LA MACARENA — Flying over the northwestern stretches of Colombia's Meta department, near the border with neighboring Guaviare, you see two national parks: Tinigua Park and Serrania de la Macarena Park. From the air, they look densely packed with huge trees, but from time to time deforested segments appear. These bare patches pop up more frequently as the limits of these protected areas are often encroached upon by ranching or other makeshift trails.
But recently, officials noted a similar scenario while carrying out an aerial tour of the forest that separates the two departments bordering Serrania de la Macarena Park. They were there to investigate what local media had condemned with some trepidation: Farmers in the area had reported unprecedented deforestation in the area. On both sides of the road, they said, trees more than three meters in diameter had been cut down and no one had been able to stop it, not even after the concerns were published by the Institute of Hydrology, Meteorology and Environmental Studies of Colombia (IDEAM).
"They ordered deforestation of 80 meters on both sides of the road, and nobody could stop them," says one local resident. Mind you, no one seems to know exactly who "they" are. "They are destorying trees that are part of the primary forest. It's an attack on the forest. They are threatening several lagoons and rivers."
The resident says that the bulldozers and chainsaws have been destroying about 20 kilometers of Amazon rainforest. Data show a corridor of rainforest 60 kilometers long once existed, but today it's just 15 kilometers.
It's difficult to estimate accurately how much forest has been destroyed in northern Guaviare so far. But as officers of the Corporation for Sustainable Development and the Amazon North East (CDA) have said, what's happening in that area is serious. Although residents have always had to cope with illegal logging, the latest destruction has created widespread alarm.
Promised roads
The promise of creating limited jungle routes is one that southeastern regions were given during Ernesto Samper's presidency back in the 1990s. It has slowly become reality for some districts, and today, after nearly 20 years, it is still among the plans of current President Juan Manuel Santos, though remaining unfinished.

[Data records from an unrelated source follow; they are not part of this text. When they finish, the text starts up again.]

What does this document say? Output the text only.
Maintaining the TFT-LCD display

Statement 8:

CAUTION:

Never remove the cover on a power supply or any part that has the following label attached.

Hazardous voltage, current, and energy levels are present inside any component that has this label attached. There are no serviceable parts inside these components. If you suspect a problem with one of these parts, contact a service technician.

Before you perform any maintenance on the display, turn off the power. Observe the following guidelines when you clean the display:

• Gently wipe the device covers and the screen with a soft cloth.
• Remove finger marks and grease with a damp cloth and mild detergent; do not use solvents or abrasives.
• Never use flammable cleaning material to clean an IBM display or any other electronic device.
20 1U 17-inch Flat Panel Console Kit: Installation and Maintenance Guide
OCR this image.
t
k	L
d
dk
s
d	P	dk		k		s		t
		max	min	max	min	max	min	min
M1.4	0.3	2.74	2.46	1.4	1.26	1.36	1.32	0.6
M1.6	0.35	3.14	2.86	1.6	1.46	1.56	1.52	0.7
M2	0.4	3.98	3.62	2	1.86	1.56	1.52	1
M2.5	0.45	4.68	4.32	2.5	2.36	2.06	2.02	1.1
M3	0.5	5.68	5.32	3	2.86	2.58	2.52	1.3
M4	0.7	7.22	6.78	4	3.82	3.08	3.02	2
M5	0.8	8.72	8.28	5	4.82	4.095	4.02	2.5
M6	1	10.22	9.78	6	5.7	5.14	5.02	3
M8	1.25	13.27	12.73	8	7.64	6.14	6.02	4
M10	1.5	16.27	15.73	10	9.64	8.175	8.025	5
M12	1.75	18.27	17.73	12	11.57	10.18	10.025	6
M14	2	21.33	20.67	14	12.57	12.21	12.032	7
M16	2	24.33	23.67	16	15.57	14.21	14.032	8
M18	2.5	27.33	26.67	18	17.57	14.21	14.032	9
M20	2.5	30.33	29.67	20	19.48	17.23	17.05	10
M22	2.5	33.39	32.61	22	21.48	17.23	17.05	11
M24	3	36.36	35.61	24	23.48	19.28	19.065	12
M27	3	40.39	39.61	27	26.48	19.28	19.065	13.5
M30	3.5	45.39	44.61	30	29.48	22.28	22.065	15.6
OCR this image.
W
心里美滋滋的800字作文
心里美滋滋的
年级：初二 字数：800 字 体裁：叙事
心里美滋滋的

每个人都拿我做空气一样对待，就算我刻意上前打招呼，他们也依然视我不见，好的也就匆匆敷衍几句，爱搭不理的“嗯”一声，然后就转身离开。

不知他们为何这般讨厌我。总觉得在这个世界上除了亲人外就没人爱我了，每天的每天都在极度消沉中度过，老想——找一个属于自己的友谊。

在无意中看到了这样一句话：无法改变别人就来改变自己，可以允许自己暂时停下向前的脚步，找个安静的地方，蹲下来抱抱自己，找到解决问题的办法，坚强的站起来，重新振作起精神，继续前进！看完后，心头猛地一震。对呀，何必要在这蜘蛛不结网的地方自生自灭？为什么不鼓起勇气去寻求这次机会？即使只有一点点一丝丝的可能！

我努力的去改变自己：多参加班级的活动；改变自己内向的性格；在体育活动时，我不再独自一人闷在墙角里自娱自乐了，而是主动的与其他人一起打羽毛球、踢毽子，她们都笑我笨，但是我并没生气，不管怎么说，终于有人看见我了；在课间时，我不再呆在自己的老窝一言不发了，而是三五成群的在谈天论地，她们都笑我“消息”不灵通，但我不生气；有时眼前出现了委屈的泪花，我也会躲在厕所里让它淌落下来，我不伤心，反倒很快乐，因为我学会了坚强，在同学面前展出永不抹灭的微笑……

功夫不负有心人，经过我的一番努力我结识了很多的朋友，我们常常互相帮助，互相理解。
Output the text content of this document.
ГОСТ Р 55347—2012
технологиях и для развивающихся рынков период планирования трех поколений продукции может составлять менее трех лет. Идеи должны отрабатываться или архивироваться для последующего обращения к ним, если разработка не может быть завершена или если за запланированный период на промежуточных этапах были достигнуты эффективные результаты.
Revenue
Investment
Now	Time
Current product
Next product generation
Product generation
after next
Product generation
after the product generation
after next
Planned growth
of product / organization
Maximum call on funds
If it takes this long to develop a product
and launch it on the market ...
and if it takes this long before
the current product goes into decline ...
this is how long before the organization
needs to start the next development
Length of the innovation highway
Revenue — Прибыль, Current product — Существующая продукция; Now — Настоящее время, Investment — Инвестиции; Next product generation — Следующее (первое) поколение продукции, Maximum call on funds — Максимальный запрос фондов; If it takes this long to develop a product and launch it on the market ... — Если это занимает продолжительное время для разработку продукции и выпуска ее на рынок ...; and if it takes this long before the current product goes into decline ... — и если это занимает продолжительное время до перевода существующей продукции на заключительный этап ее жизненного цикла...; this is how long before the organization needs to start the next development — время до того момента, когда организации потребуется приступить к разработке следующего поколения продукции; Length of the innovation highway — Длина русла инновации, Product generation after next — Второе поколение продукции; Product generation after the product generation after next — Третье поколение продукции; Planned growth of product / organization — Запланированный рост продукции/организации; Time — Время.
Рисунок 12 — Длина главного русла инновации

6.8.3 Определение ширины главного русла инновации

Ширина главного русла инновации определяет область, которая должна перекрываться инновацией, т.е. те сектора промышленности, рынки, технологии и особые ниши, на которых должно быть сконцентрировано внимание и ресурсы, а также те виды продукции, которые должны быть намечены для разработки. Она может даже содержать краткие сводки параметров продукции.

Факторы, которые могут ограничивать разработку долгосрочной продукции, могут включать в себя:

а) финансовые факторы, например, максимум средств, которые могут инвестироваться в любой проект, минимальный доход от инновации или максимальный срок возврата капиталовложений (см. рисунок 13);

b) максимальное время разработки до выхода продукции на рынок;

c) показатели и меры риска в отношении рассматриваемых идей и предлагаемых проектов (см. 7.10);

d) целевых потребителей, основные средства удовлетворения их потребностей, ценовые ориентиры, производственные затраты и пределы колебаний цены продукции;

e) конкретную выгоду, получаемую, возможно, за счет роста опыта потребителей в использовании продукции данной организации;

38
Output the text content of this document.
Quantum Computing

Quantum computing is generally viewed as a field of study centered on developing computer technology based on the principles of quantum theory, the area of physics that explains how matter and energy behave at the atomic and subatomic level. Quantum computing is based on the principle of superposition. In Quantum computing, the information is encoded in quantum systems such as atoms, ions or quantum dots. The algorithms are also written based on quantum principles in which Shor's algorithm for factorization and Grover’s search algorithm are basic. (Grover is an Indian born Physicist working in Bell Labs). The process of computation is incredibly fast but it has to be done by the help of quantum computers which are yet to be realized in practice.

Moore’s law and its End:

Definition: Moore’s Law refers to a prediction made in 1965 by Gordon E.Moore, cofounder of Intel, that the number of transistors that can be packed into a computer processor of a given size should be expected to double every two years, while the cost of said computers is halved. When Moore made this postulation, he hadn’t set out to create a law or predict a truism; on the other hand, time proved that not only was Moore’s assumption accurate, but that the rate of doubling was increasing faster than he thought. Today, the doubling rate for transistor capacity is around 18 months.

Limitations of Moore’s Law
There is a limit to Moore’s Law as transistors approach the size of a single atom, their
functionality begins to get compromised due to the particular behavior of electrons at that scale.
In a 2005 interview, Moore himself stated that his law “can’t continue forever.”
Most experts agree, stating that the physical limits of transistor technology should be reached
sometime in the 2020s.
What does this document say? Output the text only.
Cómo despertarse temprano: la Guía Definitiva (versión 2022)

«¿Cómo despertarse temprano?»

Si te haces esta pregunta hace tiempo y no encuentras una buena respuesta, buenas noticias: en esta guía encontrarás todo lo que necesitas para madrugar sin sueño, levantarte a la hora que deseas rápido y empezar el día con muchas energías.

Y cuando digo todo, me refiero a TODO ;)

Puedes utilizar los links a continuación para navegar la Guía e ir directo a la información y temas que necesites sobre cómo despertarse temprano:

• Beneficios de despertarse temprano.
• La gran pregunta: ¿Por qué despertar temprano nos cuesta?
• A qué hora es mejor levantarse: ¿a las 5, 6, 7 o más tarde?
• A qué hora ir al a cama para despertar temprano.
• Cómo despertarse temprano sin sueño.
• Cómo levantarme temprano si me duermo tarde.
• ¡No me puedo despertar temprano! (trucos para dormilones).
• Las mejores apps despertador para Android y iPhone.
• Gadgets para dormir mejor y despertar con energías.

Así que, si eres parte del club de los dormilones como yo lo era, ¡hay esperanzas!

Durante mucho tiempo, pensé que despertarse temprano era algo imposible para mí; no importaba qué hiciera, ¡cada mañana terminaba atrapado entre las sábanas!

But the case of the Guaviare deforestation is different. No construction there is official, and there is so far no environmental license authorizing the project. But another resident says the projects provide poor people with access to roads that the guerrillas constructed with machetes decades ago.
"But what's worse is that it has triggered a cascading effect," one CDA official says. "Many villages begin to clear forest to break through and connect to the main route. In addition to data recorded by the IDEAM, there are other very alarming cases."
Although the mayors of San José del Guaviare and El Return declined to talk with El Espectador, some say insurgents are forcing peasants to chop down the forest.
Beyond these charges and the lack of investigation, there is a complex environmental problem caused by the road's construction. The route stretches over a district of integrated area meant to buffer protected national parks. The construction threatens an ecosystem that connects, on the one hand, the Serrania de la Macarena Park and the National Park Chiribiquete, and on the other, the Amazon with the Andean forests.
Juan Carlos Clavijo, head of the Natural Tinigua National Park, warned a few months ago that all of this territory is important because it allows for genetic connectivity among thousands of species of different microclimates. Tinigua, for example, lost 1,096 hectares in one year, and the Serrania de la Macarena Park another 1,300.
This situation seems to render impossible the goal for Colombia that was set during December's global climate summit in Paris: to achieve, within five years, a rate of zero Amazon deforestation in exchange for $100 million in funding by Germany, the UK and Norway. Global targets are one thing, local realities are another.